An hour of walking along the precipitous rim brings me to the crater’s “tourist centre” (a lookout, a small hut, and a man charging US$2).  As it’s late in the day, I go straight into the village to find a bed.  Quilotoa is the highest point on the Loop, at 4000m, and as soon as the sun’s gone down it’s absolutely freezing.  And not helped at all by the fact that there’s an icy gale constantly blowing down from the crater into the village.  Fortunately, every room in my hotel has wood-burning stoves, which, when they’re not filling the room with poisonous smoke and fumes, do keep the room warm.  Unfortunately, mine keeps going out during the night, until I run out of both matches and swear words, give up all hope of re-lighting it, and simply go back to bed in all my clothes.

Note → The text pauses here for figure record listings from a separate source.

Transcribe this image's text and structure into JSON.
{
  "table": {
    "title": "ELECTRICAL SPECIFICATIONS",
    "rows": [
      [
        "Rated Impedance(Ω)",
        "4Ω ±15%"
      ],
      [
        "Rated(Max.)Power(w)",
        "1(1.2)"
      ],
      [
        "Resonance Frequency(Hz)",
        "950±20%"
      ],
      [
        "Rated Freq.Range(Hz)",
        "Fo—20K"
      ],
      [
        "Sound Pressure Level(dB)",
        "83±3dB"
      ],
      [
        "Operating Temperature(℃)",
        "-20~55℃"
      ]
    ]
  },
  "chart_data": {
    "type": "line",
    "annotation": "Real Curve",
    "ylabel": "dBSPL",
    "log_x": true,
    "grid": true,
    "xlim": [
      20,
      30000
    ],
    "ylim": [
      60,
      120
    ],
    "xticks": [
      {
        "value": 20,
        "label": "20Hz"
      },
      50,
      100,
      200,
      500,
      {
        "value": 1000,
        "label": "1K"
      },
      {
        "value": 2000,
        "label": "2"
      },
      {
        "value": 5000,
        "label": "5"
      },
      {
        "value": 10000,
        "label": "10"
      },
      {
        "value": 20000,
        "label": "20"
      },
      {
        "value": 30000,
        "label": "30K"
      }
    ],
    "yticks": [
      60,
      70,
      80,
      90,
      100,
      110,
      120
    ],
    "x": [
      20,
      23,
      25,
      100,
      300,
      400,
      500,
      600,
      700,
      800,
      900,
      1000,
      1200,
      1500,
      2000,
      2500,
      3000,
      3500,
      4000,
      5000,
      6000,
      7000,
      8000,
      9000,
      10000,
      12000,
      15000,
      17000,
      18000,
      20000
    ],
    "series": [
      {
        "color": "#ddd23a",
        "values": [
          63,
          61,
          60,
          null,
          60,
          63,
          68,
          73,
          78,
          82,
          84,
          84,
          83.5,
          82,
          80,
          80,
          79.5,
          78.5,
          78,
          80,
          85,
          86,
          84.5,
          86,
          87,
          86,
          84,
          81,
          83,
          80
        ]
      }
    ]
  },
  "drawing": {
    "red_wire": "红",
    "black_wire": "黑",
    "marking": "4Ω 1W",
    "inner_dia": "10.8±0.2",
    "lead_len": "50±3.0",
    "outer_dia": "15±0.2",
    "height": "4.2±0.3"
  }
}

The next morning, buoyed by the fact that I didn’t freeze to death in the night, and while I wait for the midday bus back to Latacunga, I take a walk down into the crater to the lake.  The mirador gives expansive (and windy) views down into the crater and over the lake, and a path leads down to the water’s edge (where a local family are taking a freezing dip).  Apart from the hardy (or crazy) swimming family (and one rather sad-looking dog), there’s no one else around.  And the combination of the beautiful nature and the peaceful solitude (both today and for the previous three) is perfect.